The artist Sergei Vashkov, according to whose sketches they have been made, said that he derived inspiration from the ancient decor of the Dmitrievsky Cathedral in Vladimir. This work was his first experience in architecture. Vashkov placed firebirds, owls, griffins, dragons and other bizarre creatures, in which the distant relatives of smiling lions and mysterious tigers, who have adorned the Dmitrievsky Cathedral for 10 centuries can be recognized, on the facade of the house.

The official name of the building, which for many years has been called the house with the animals, is “the tenement building of the Trinity Church on Gryazeh”. It was built in 1908 by the architect Lev Kravitsky and engineer Peter Mikini.

The four-story building has not come down to us in its original form. In 1945, the architect Boris Topaz additionally built two additional floors. In the course of the work, the openwork lattice of the roof, balconies and hipped roof, as well as part of the bas-reliefs were lost.

House of Tarkhova: Cats, Cacti and Poppies

Having admired the mysterious animals of Vashkov, one can walk to Pokrovsky Boulevard, turn into Kazarmenny Lane and reach the intersection with Podsosensky Lane. Here one of the capital's most interesting buildings in the Northern Art Nouveau style is waiting for you. In Moscow, such houses, typical of the Scandinavian countries, are rare. The mansion was built by the architect Georgy Makayev for himself in 1904, but a year later he sold it to the wife of the provincial secretary, Nadezhda Tarkhova.

Northern Art Nouveau (in Europe it is called “national romanticism”) is characterized by contrasting combinations of artificial and natural finishing materials, textures, shapes, non-standard division into parts of window frames and the arrangement of windows. The massive building looks like a rock; the decor is characterized by motives inspired by Scandinavian folklore and nature.

Tarkhova's house has several unofficial names — “a house with cats”, “a house with poppies”, “ a house with cacti”, “a snail house”.  Cats can be seen on the central bay window - a bas-relief, somewhat similar to cat's heads, adorns its upper part, and long bodies and legs go down two floors.
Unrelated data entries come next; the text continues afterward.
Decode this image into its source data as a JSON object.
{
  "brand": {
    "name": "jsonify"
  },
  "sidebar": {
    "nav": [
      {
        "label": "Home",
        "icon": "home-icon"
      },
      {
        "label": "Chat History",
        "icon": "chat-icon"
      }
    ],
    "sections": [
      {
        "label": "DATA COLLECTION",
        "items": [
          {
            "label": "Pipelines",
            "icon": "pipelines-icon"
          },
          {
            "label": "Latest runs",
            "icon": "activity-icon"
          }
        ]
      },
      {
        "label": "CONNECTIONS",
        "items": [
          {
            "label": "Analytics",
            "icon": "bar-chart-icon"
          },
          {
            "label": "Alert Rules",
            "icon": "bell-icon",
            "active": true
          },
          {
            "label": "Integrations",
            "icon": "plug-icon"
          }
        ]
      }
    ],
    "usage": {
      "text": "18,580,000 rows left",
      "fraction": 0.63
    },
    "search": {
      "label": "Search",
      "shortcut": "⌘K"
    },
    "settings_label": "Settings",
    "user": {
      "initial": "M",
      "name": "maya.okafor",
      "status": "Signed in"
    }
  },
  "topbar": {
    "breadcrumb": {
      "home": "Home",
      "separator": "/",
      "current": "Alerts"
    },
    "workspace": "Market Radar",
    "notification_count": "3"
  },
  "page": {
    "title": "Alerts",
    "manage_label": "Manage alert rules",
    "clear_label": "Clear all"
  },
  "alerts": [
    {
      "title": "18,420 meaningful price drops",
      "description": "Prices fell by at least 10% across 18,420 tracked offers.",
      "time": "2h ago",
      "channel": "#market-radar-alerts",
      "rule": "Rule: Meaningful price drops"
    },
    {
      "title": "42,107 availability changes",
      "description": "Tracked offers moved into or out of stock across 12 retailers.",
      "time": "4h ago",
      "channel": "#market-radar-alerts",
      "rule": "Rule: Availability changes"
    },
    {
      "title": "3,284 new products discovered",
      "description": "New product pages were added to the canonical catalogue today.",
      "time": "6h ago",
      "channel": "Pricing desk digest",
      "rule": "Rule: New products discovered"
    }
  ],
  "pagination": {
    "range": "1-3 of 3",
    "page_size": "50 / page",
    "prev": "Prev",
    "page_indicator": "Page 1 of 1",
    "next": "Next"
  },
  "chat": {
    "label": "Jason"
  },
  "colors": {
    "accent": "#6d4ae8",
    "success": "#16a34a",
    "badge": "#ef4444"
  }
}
The poppies on the house can no longer be seen — in the upper part of the house until the 1970s, there were ceramic inserts depicting red flowers. It is also difficult to call this house a snail today — a pair of “horn”- towers, which crowned before the bay window, were lost a long time ago. But the cacti are in place: a vertically located bas-relief depicting flowering succulents adorns the facade facing Podsosensky Lane. However, many people see chamomiles in these flowers.

Smirnov's Mansion: Flowers and Curls

While walking along Tverskoy Boulevard, slow down at house 18. One of creations of Fyodor Shekhtel is before you. The manor house of the 18th century was reconstructed according to the architect’s project in 1905 and today it is a fine example of Art Nouveau.
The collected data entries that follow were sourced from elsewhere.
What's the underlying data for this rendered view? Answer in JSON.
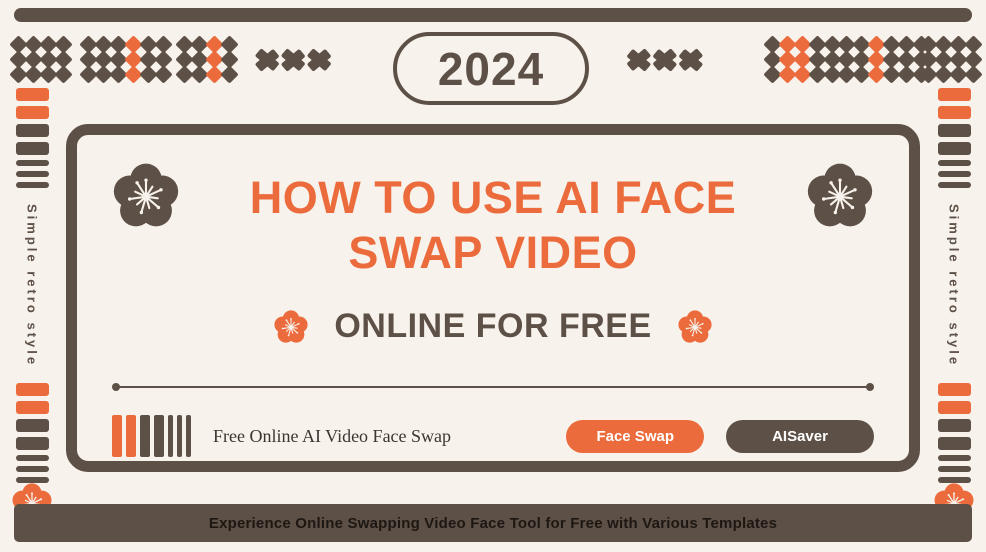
{
  "theme": {
    "background": "#f7f2ec",
    "brown": "#5d5046",
    "orange": "#ec6b3c",
    "dark_text": "#1d1713"
  },
  "header": {
    "year_badge": "2024"
  },
  "ornaments": {
    "diamond_groups": [
      {
        "rows": 3,
        "cols": 4,
        "orange_cols": []
      },
      {
        "rows": 3,
        "cols": 6,
        "orange_cols": [
          3
        ]
      },
      {
        "rows": 3,
        "cols": 4,
        "orange_cols": [
          2
        ]
      },
      {
        "rows": 3,
        "cols": 5,
        "orange_cols": [
          1,
          2
        ]
      },
      {
        "rows": 3,
        "cols": 6,
        "orange_cols": [
          2
        ]
      },
      {
        "rows": 3,
        "cols": 4,
        "orange_cols": []
      }
    ],
    "chevrons_right_count": 3,
    "chevrons_left_count": 3
  },
  "side_rails": {
    "label": "Simple retro style",
    "bar_stack": [
      {
        "weight": "thick",
        "color": "orange"
      },
      {
        "weight": "thick",
        "color": "orange"
      },
      {
        "weight": "thick",
        "color": "brown"
      },
      {
        "weight": "thick",
        "color": "brown"
      },
      {
        "weight": "thin",
        "color": "brown"
      },
      {
        "weight": "thin",
        "color": "brown"
      },
      {
        "weight": "thin",
        "color": "brown"
      }
    ]
  },
  "card": {
    "title_line_1": "HOW TO USE AI FACE",
    "title_line_2": "SWAP VIDEO",
    "subtitle": "ONLINE FOR FREE",
    "tagline": "Free Online AI Video Face Swap",
    "barcode": [
      {
        "weight": "wide",
        "color": "orange"
      },
      {
        "weight": "wide",
        "color": "orange"
      },
      {
        "weight": "wide",
        "color": "brown"
      },
      {
        "weight": "wide",
        "color": "brown"
      },
      {
        "weight": "narrow",
        "color": "brown"
      },
      {
        "weight": "narrow",
        "color": "brown"
      },
      {
        "weight": "narrow",
        "color": "brown"
      }
    ],
    "buttons": {
      "primary_label": "Face Swap",
      "secondary_label": "AISaver"
    }
  },
  "footer": {
    "banner_text": "Experience Online Swapping Video Face Tool for Free with Various Templates"
  }
}
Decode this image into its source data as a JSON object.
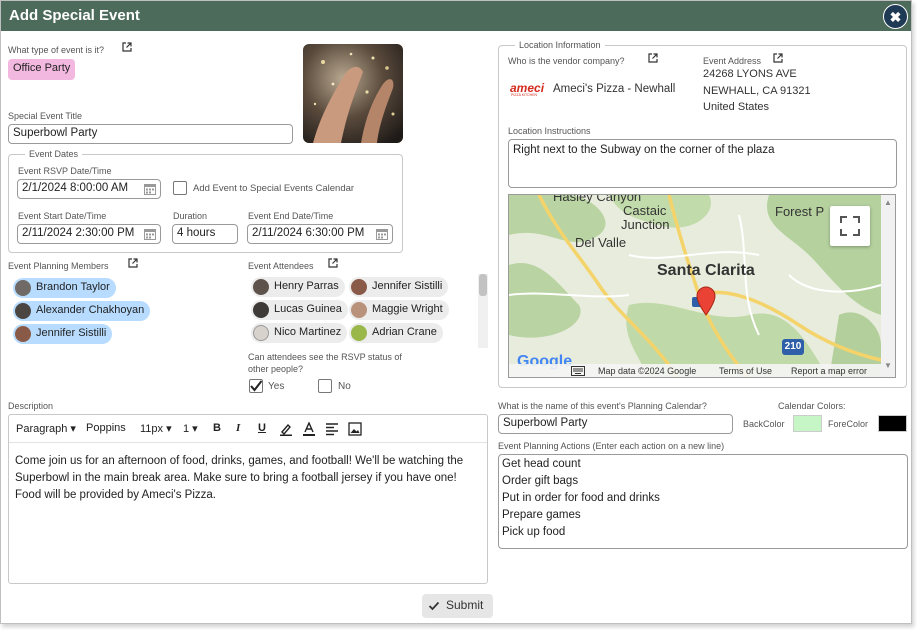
{
  "dialog": {
    "title": "Add Special Event",
    "close_label": "✖"
  },
  "event_type": {
    "label": "What type of event is it?",
    "value": "Office Party"
  },
  "event_title": {
    "label": "Special Event Title",
    "value": "Superbowl Party"
  },
  "event_dates": {
    "legend": "Event Dates",
    "rsvp_label": "Event RSVP Date/Time",
    "rsvp_value": "2/1/2024 8:00:00 AM",
    "add_to_calendar_label": "Add Event to Special Events Calendar",
    "start_label": "Event Start Date/Time",
    "start_value": "2/11/2024 2:30:00 PM",
    "duration_label": "Duration",
    "duration_value": "4 hours",
    "end_label": "Event End Date/Time",
    "end_value": "2/11/2024 6:30:00 PM"
  },
  "planning_members": {
    "label": "Event Planning Members",
    "items": [
      "Brandon Taylor",
      "Alexander Chakhoyan",
      "Jennifer Sistilli"
    ]
  },
  "attendees": {
    "label": "Event Attendees",
    "items": [
      "Henry Parras",
      "Jennifer Sistilli",
      "Lucas Guinea",
      "Maggie Wright",
      "Nico Martinez",
      "Adrian Crane"
    ]
  },
  "rsvp_visibility": {
    "question_line1": "Can attendees see the RSVP status of",
    "question_line2": "other people?",
    "yes_label": "Yes",
    "no_label": "No",
    "yes_checked": true
  },
  "description": {
    "label": "Description",
    "toolbar": {
      "format": "Paragraph",
      "font": "Poppins",
      "size": "11px",
      "line_height": "1"
    },
    "body": "Come join us for an afternoon of food, drinks, games, and football! We'll be watching the Superbowl in the main break area. Make sure to bring a football jersey if you have one! Food will be provided by Ameci's Pizza."
  },
  "submit_label": "Submit",
  "location": {
    "legend": "Location Information",
    "vendor_label": "Who is the vendor company?",
    "vendor_logo_text": "ameci",
    "vendor_logo_sub": "PIZZA KITCHEN",
    "vendor_name": "Ameci's Pizza - Newhall",
    "address_label": "Event Address",
    "address_line1": "24268 LYONS AVE",
    "address_line2": "NEWHALL, CA 91321",
    "address_line3": "United States",
    "instructions_label": "Location Instructions",
    "instructions_value": "Right next to the Subway on the corner of the plaza"
  },
  "map": {
    "places": {
      "hasley": "Hasley Canyon",
      "castaic": "Castaic",
      "junction": "Junction",
      "forest": "Forest P",
      "delvalle": "Del Valle",
      "santa_clarita": "Santa Clarita"
    },
    "highway": "210",
    "google": "Google",
    "map_data": "Map data ©2024 Google",
    "terms": "Terms of Use",
    "report": "Report a map error"
  },
  "planning_calendar": {
    "label": "What is the name of this event's Planning Calendar?",
    "value": "Superbowl Party"
  },
  "calendar_colors": {
    "label": "Calendar Colors:",
    "back_label": "BackColor",
    "fore_label": "ForeColor",
    "back_color": "#c6f5c6",
    "fore_color": "#000000"
  },
  "planning_actions": {
    "label": "Event Planning Actions (Enter each action on a new line)",
    "items": [
      "Get head count",
      "Order gift bags",
      "Put in order for food and drinks",
      "Prepare games",
      "Pick up food"
    ]
  }
}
The asymmetrical structure of the house, typical of this style, worked out well due to Schechter’s decision to unite the main building of the estate and the adjacent wings under one roof. In the central part, the architect placed three elongated stained-glass windows, over which he placed a cartouche (stucco in the form of a scroll) with the monogram of the owner - director of the trading house “P.A. Smirnov in Moscow”.

The upper part of the windows is framed by ceramic tiles with stucco moldings in the form of bizarre colors, typical of Schechter’s works. An arch, also decorated with flowers, is located under the windows - it leads to the courtyard. The architect also added bay windows and a decorative balcony on the second floor with typical Art Nouveau curls and curved lines.